The Euclidean space itself $\mathbb{R}^n$ is such a manifold. More generally, any open subset $U \subset \mathbb{R}^n$ is (almost by definition) a submanifold of $\mathbb{R}^n$ which is covered by a single chart: itself. Conversely, if $M$ is a manifold which is covered by a single chart $(U, \phi : U \to M)$, then it's by definition homeomorphic to $U$ (via $\phi$), an open subset of $\mathbb{R}^n$. So open subsets of $\mathbb{R}^n$ are the only manifold which are covered by only one chart.

(They can be rather wild: by a theorem of Whitney any manifold $M$ embeds in some $\mathbb{R}^N$ for $N$ big enough, then an $\epsilon$-neighborhood of $M \subset \mathbb{R}^N$ is homotopy equivalent to $M$ for small enough $\epsilon$. So essentially you can get all manifolds up to homotopy like this.)
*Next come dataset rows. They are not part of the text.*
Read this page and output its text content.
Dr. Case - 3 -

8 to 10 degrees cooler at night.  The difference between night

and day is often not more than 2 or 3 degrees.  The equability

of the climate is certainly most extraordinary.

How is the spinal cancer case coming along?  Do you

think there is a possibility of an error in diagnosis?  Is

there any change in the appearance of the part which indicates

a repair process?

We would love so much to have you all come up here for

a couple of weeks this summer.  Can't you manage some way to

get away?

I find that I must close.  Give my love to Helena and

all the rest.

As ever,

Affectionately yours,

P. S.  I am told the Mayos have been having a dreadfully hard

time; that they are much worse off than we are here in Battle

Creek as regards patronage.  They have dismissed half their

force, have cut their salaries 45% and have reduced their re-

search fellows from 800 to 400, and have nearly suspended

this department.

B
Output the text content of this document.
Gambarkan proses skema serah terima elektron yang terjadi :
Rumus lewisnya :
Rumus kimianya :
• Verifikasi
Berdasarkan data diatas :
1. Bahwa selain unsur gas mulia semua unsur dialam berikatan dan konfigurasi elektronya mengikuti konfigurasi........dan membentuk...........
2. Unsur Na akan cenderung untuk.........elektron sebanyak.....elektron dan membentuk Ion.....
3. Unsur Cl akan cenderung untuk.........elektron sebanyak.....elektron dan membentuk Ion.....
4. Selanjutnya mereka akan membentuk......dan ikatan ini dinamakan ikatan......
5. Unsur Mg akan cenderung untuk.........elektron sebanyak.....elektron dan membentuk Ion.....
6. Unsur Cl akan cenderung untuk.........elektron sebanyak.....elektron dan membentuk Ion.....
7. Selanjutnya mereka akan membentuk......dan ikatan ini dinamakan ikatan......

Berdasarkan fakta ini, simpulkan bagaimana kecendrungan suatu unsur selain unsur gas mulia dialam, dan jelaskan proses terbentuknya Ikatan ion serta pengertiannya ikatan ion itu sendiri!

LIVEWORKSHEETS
The proof that $S^n$ cannot be covered by a single chart is exactly the same as for $S^2$: it's compact, but a nonempty (thanks @Travis) open subset of $\mathbb{R}^n$ is never compact. More generally a nonempty closed $n$-manifold cannot embed in $\mathbb{R} ^n$.

Answer 2

A compact topological manifold has not a global chart. Assume that $M$ is a compact topological manifold and $\phi: M \to \Bbb{R}^n$ is a global chart for $M$, since $\phi$ is a homeomorphism then $\phi (M)=\Bbb{R}^n$, i. e. $\Bbb{R}^n$ is compact. This is a contradiction.